The economics of storage

It seems like the cost for perpetual storage would end up about 5x the current annual cost. See this post for the data and calculations. Historically every 10 years there’s about a 10x reduction in cloud storage cost. Storage costs seem to be convergent, not divergent.


On a bit more of a social angle to free GET, I’m currently reading The Gifts Of Athena [2004] and there are some pretty relevant quotes

Progress in exploiting the existing stock of knowledge will depend first and foremost on the efficiency and cost of access to knowledge.

When the access costs become very high, it could be said in the limit that social knowledge has disappeared

If access costs are low, the likelihood of losing an existing “piece” of knowledge is small.

Access costs thus determine how likely it is that new discoveries and knowledge will be added [to the overall knowledge base] because the lower access costs are, the more knowledge will be cumulative.

Access costs, however, depend not just on technological variables.

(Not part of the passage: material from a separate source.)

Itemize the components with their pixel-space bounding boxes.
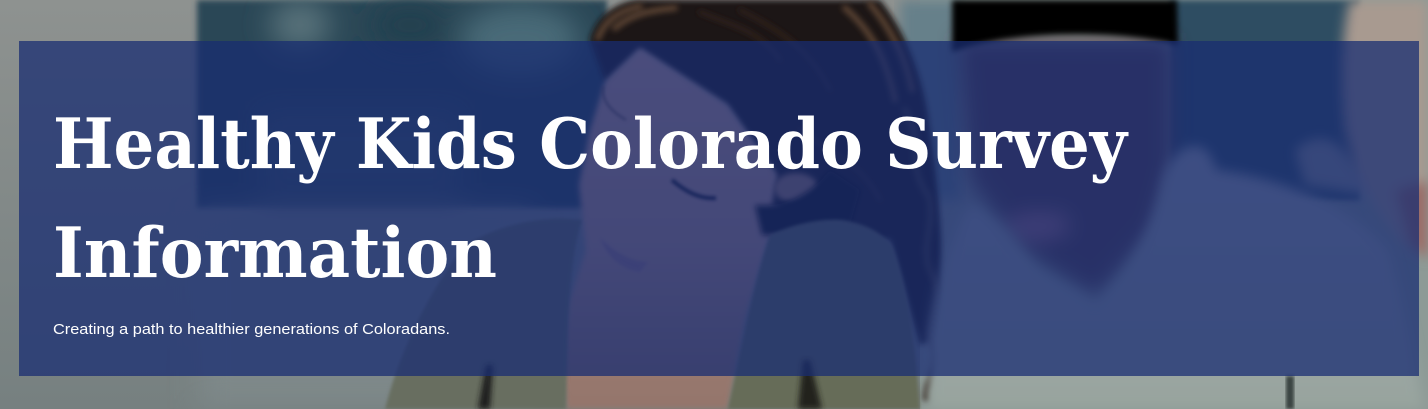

They also depend on the culture of knowledge: if those who possess it regard it as a source of wealth, power, or privilege, they will tend to guard it more jealously.

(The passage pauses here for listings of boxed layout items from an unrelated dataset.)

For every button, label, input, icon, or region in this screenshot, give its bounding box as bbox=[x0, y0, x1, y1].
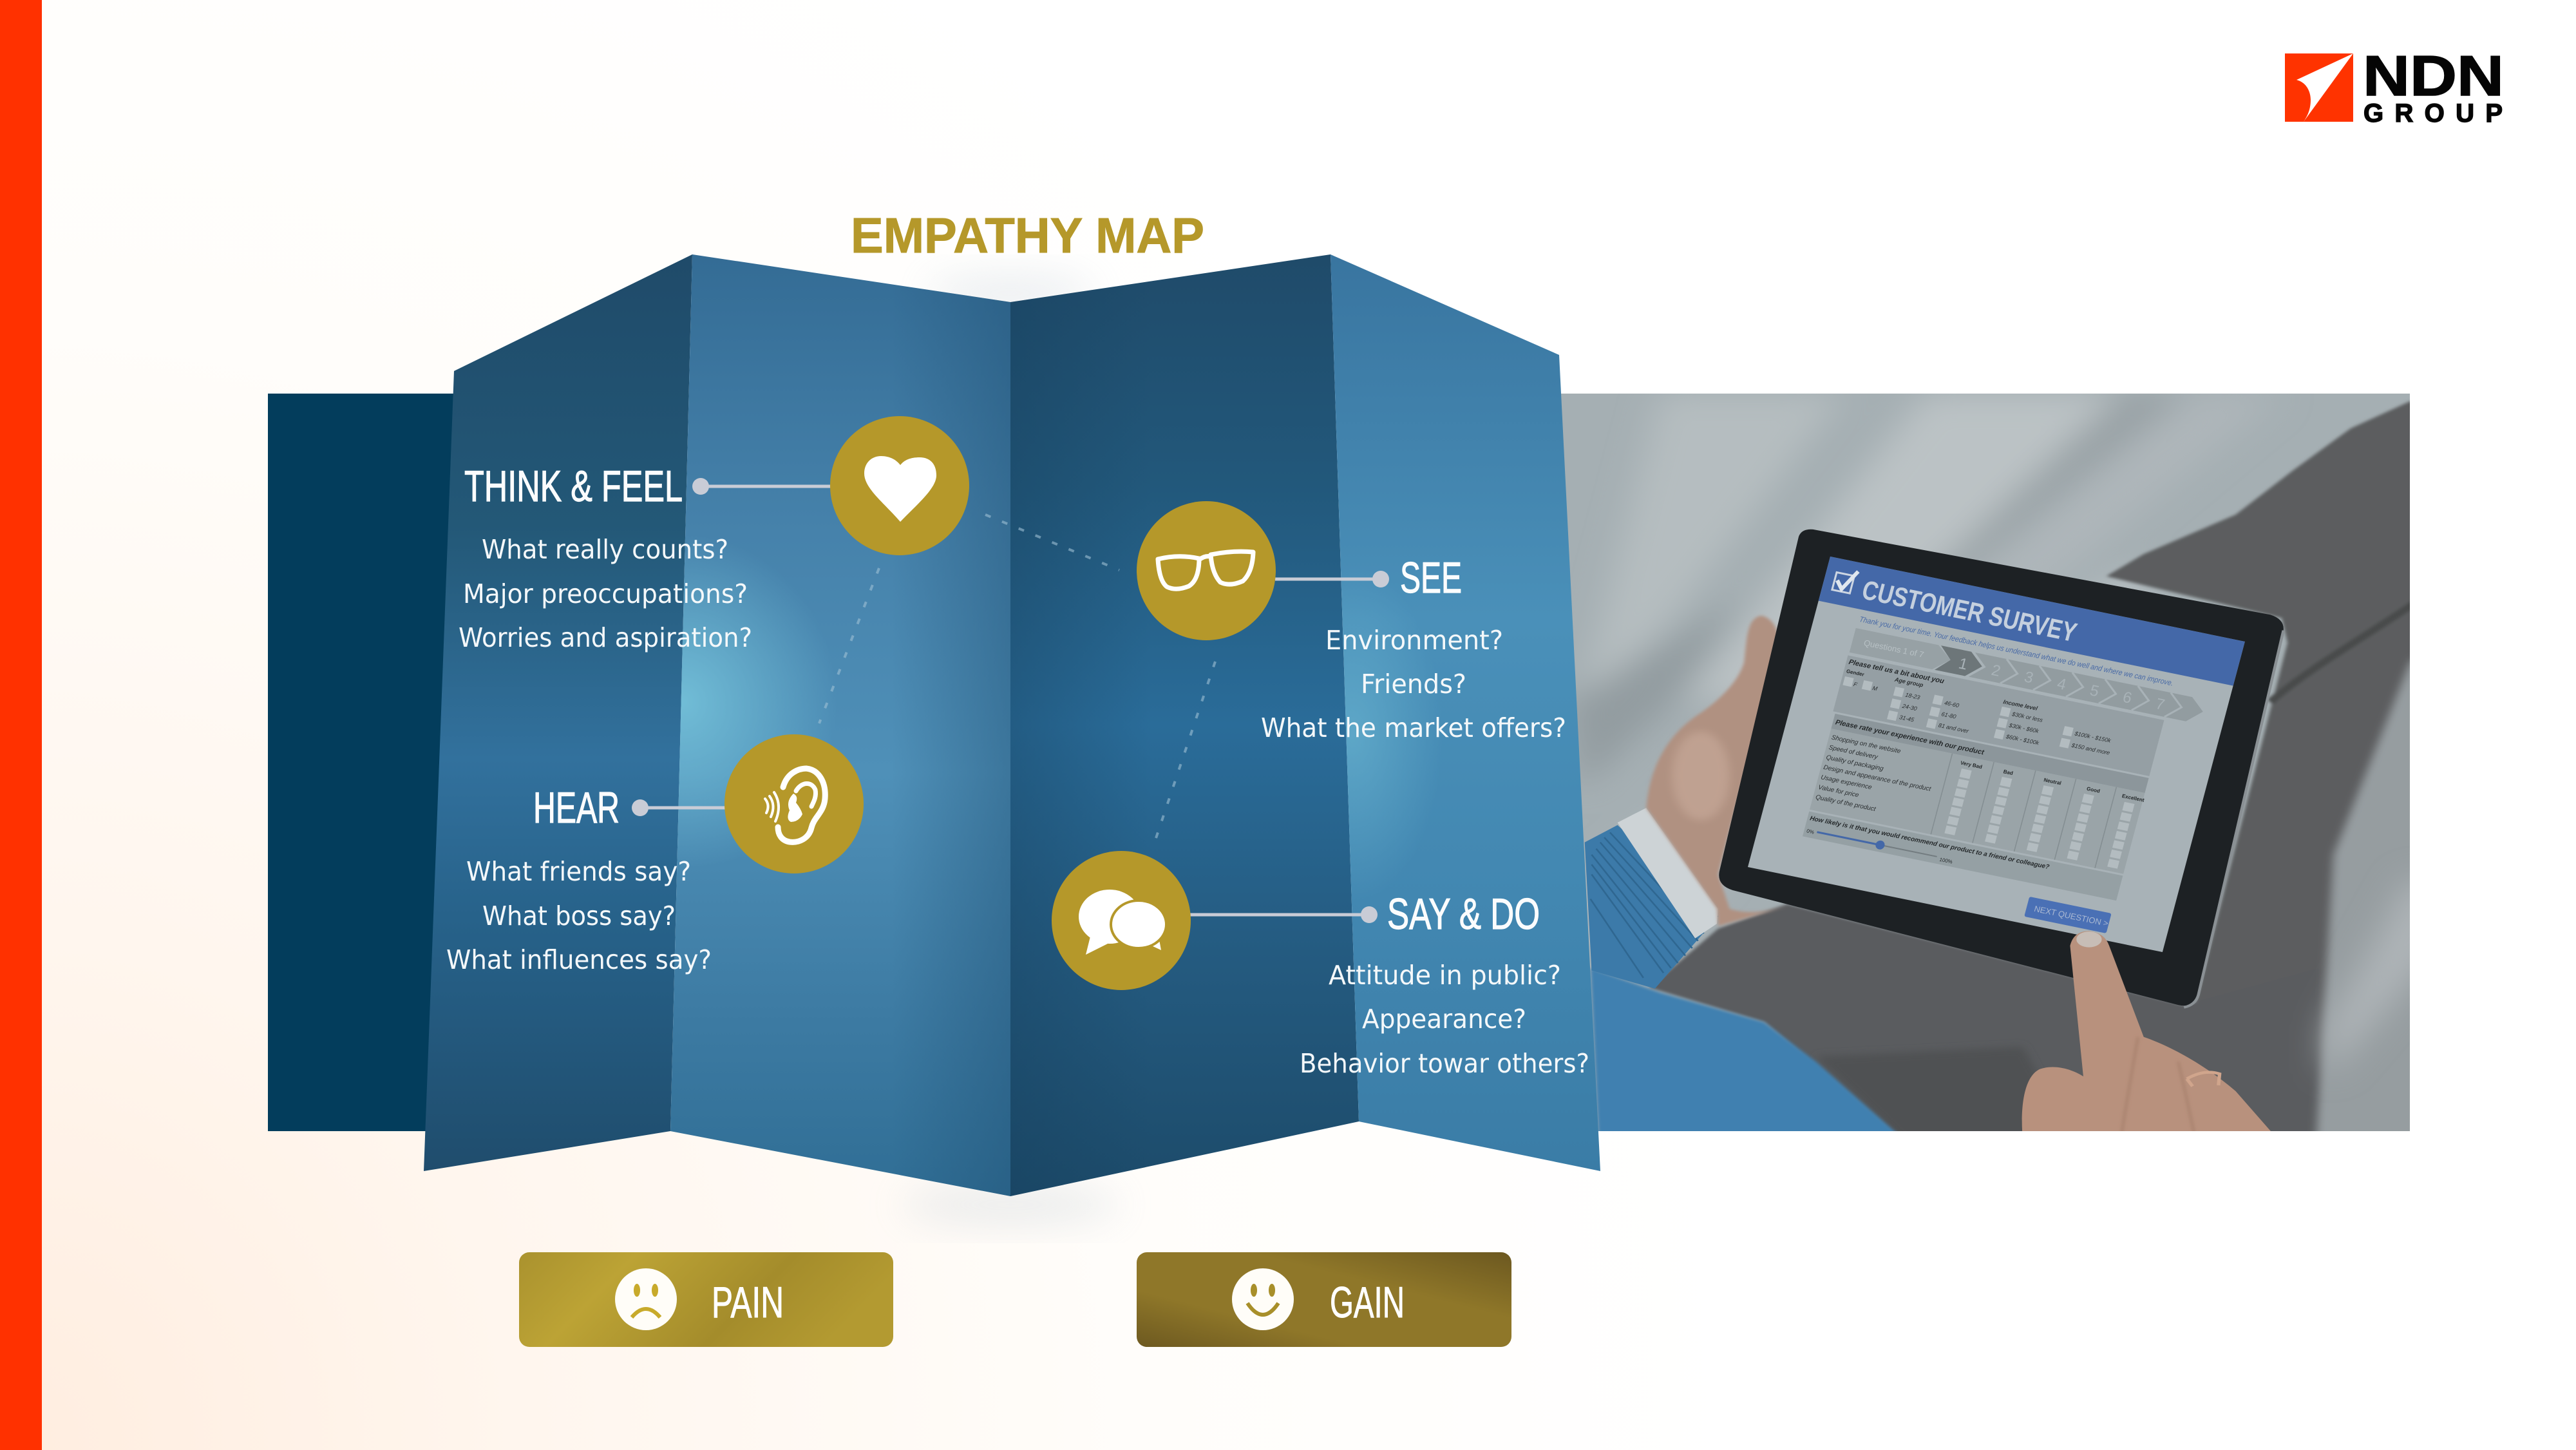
questions: What boss say? bbox=[482, 901, 676, 931]
tablet screen: 24-30 bbox=[1901, 703, 1918, 712]
tablet screen: Please tell us a bit about you bbox=[1848, 658, 1945, 685]
connector bbox=[1275, 571, 1389, 587]
tablet screen: 31-45 bbox=[1899, 714, 1915, 723]
pointing finger and hand bbox=[2022, 931, 2279, 1140]
panel: folded map bbox=[412, 245, 1616, 1205]
questions bbox=[1261, 625, 1566, 743]
sleeve bbox=[1591, 968, 1905, 1140]
tablet screen: 61-80 bbox=[1941, 711, 1957, 720]
questions: What influences say? bbox=[446, 944, 712, 975]
tablet screen bbox=[1748, 557, 2245, 952]
icon: ear bbox=[724, 734, 864, 873]
button: pain: PAIN bbox=[712, 1278, 784, 1327]
connector bbox=[692, 478, 837, 495]
tablet screen: 0% bbox=[1806, 828, 1815, 835]
questions bbox=[1300, 960, 1589, 1079]
survey button: NEXT QUESTION > bbox=[2033, 904, 2109, 928]
tablet screen: Design and appearance of the product bbox=[1823, 764, 1933, 793]
icon: sad face bbox=[615, 1268, 677, 1330]
tablet screen: 7 bbox=[2154, 695, 2166, 714]
holding hand bbox=[1646, 616, 1787, 926]
tablet screen: Gender bbox=[1846, 668, 1865, 678]
tablet screen: Thank you for your time. Your feedback helps us understand what we do well and where we can improve. bbox=[1859, 615, 2174, 688]
tablet screen: $150 and more bbox=[2070, 742, 2110, 756]
icon: glasses bbox=[1137, 501, 1276, 640]
tablet screen: $30k - $60k bbox=[2007, 722, 2040, 734]
tablet screen: Shopping on the website bbox=[1830, 734, 1902, 755]
survey button bbox=[2024, 897, 2112, 933]
tablet screen: 4 bbox=[2055, 675, 2068, 694]
questions: Attitude in public? bbox=[1329, 960, 1561, 991]
tablet screen: 5 bbox=[2088, 682, 2101, 700]
tablet screen: CUSTOMER SURVEY bbox=[1859, 575, 2080, 647]
button: pain bbox=[519, 1252, 893, 1347]
questions: Environment? bbox=[1325, 625, 1503, 656]
map fold 4 bbox=[1262, 245, 1616, 1179]
tablet screen: M bbox=[1871, 685, 1879, 692]
icon: happy face bbox=[1232, 1268, 1294, 1330]
section: hear bbox=[446, 734, 864, 975]
questions: Worries and aspiration? bbox=[459, 622, 752, 653]
tablet screen: Quality of packaging bbox=[1825, 754, 1884, 772]
tablet body bbox=[1719, 529, 2284, 1006]
photo: customer survey on tablet bbox=[1546, 386, 2443, 1140]
logo: NDN Group bbox=[2285, 44, 2504, 128]
questions: Major preoccupations? bbox=[463, 578, 748, 609]
tablet screen: 6 bbox=[2121, 689, 2134, 707]
button: gain bbox=[1137, 1252, 1511, 1347]
questions: What friends say? bbox=[466, 856, 691, 887]
logo: NDN Group: NDN bbox=[2363, 44, 2504, 108]
tablet screen: Income level bbox=[2003, 698, 2038, 712]
logo: NDN Group: GROUP bbox=[2363, 99, 2503, 128]
tablet screen: 3 bbox=[2022, 669, 2035, 687]
heading: SAY & DO bbox=[1387, 890, 1540, 939]
tablet screen: 46-60 bbox=[1944, 700, 1960, 709]
heading: SEE bbox=[1400, 553, 1462, 602]
questions: Friends? bbox=[1361, 669, 1466, 700]
heading: HEAR bbox=[533, 783, 620, 832]
questions: Behavior towar others? bbox=[1300, 1048, 1589, 1079]
tablet screen: $60k - $100k bbox=[2005, 733, 2040, 746]
tablet screen: Excellent bbox=[2121, 793, 2145, 803]
tablet screen: 2 bbox=[1989, 662, 2002, 680]
connector bbox=[632, 799, 734, 816]
tablet screen: Quality of the product bbox=[1815, 794, 1877, 813]
section: see bbox=[1137, 501, 1566, 743]
map fold 2 bbox=[528, 245, 1014, 1205]
red side bar bbox=[0, 0, 42, 1450]
icon: speech bubbles bbox=[1052, 851, 1191, 990]
dark backing rectangle bbox=[268, 394, 461, 1131]
tablet screen: Good bbox=[2086, 786, 2101, 794]
tablet screen: Please rate your experience with our product bbox=[1835, 719, 1985, 757]
questions bbox=[446, 856, 712, 975]
tablet screen: Questions 1 of 7 bbox=[1862, 638, 1925, 660]
tablet screen: 18-23 bbox=[1904, 692, 1920, 701]
questions: What really counts? bbox=[482, 534, 728, 565]
tablet screen: Age group bbox=[1893, 676, 1924, 689]
questions: Appearance? bbox=[1362, 1004, 1526, 1035]
section: think and feel bbox=[459, 416, 969, 653]
map fold 3 bbox=[1005, 245, 1372, 1205]
map fold 1 bbox=[412, 245, 702, 1179]
tablet screen: Value for price bbox=[1817, 784, 1860, 799]
tablet screen: F bbox=[1853, 681, 1858, 688]
section: say and do bbox=[1052, 851, 1589, 1079]
title: EMPATHY MAP bbox=[851, 208, 1204, 263]
tablet screen: Bad bbox=[2003, 768, 2014, 776]
icon: heart bbox=[830, 416, 969, 555]
tablet screen: 1 bbox=[1956, 655, 1969, 673]
tablet screen: Speed of delivery bbox=[1828, 744, 1879, 761]
tablet screen: Usage experience bbox=[1820, 774, 1873, 791]
questions bbox=[459, 534, 752, 653]
tablet screen: $30k or less bbox=[2011, 711, 2044, 723]
questions: What the market offers? bbox=[1261, 712, 1566, 743]
tablet screen: How likely is it that you would recommend our product to a friend or colleague? bbox=[1809, 815, 2050, 871]
tablet screen: 100% bbox=[1938, 857, 1953, 865]
soft shadows around folded map bbox=[901, 274, 1120, 1224]
tablet screen: Neutral bbox=[2043, 777, 2062, 786]
dotted connectors bbox=[819, 515, 1215, 844]
tablet screen: $100k - $150k bbox=[2073, 730, 2112, 744]
heading: THINK & FEEL bbox=[464, 462, 683, 511]
tablet screen: Very Bad bbox=[1960, 760, 1983, 770]
tablet screen: 81 and over bbox=[1938, 722, 1970, 734]
connector bbox=[1179, 906, 1378, 923]
button: gain: GAIN bbox=[1330, 1278, 1405, 1327]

Nature poses certain challenges and constraints that matter to the human material condition, and overcoming these constraints is what technology is all about.

To be sure, engineering knowledge during the age of the baroque had achieved some remarkable successes, and besides Leonardo a number of brilliant engineers and inventors are known to have proposed precocious devices: one thinks of Cornelis Drebbel, Simon Stevin, Giambattista Delia Porta, Robert Hooke, Blaise Pascal, and Gottfried Wilhelm Leibniz, among many others. Yet obtaining access to their knowledge remained very difficult for subsequent rank-and-file engineers and mechanics, because it was often presented to a selected audience or never published. The Enlightenment began a process that dramatically lowered these access costs.

The significance of the information revolution is not that we can read on a screen things that we previously read in the newspaper or looked up in the library, but that marginal access costs to codified knowledge of every kind have declined dramatically. The hugely improved communications, the decline in storage and access costs to knowledge, may turn out to be a pivotal event.

Another relevant source is the safenetwork.tech fundamentals, free access is one of the fundamental values of the network.

Allow anyone to have unrestricted access to public data: all of humanity’s information, available to all of humanity.

Let anyone browse content anonymously and free of charge

It is crucial that the new decentralised web is without barriers. One of the most important foundations for a global, collaborative platform is that anyone can access public content for free at any time without the need to create an account.


There have been many discussions about how it’s ‘not economically feasible’ to have free GET. foreverjoyful and the ‘sustainability concerns’ topic in particular comes to mind.

The thing that especially provokes me on this point is projects like Filecoin can’t give a simple link to ‘try out filecoin’ because to try it out you need the coin, so there’s a huge amount of friction compared to clicking a link or opening an exe. I’ve never seen a filecoin link in the wild, but I’ve definitely seen ipfs links and onion links. Free GET is essential for adoption. Economics is about creating and delivering value, it’s not just about having a token that enables everything to be precisely accounted for.

I agree bandwidth isn’t free. Egress costs for cloud providers are currently the major bottleneck for most services. I was recently chatting with a guy who works on genetic sequencing and once we both realized we were ‘computer people’ the first thing he bought up was cloud egress costs. It’s a real and legitimate problem.

Zooming way way way out and thinking would there possibly be an arrangement of humans and atoms that reduces information transfer costs so low that it’s free, I’d say yes, it’s absolutely possible we could lay enough fibre and have enough satellites and do enough maintenance and do enough lawyering that we can deliver information to everyone for free.

This is an interesting angle on pay for GET.

I guess one way is to have all GET include a fee but some requests set the value to 0.

Or another way is some requests have no fee included, and some do.

Either way it seems like adding fee for GET makes quite a bit of extra work for nodes, either extra bandwidth to include a 0 fee, or extra computation to filter fee vs no fee.

The simplicity of no fee for the most popular and basic action seems pretty nice to me. I’m not really convinced that pay for GET is a good option.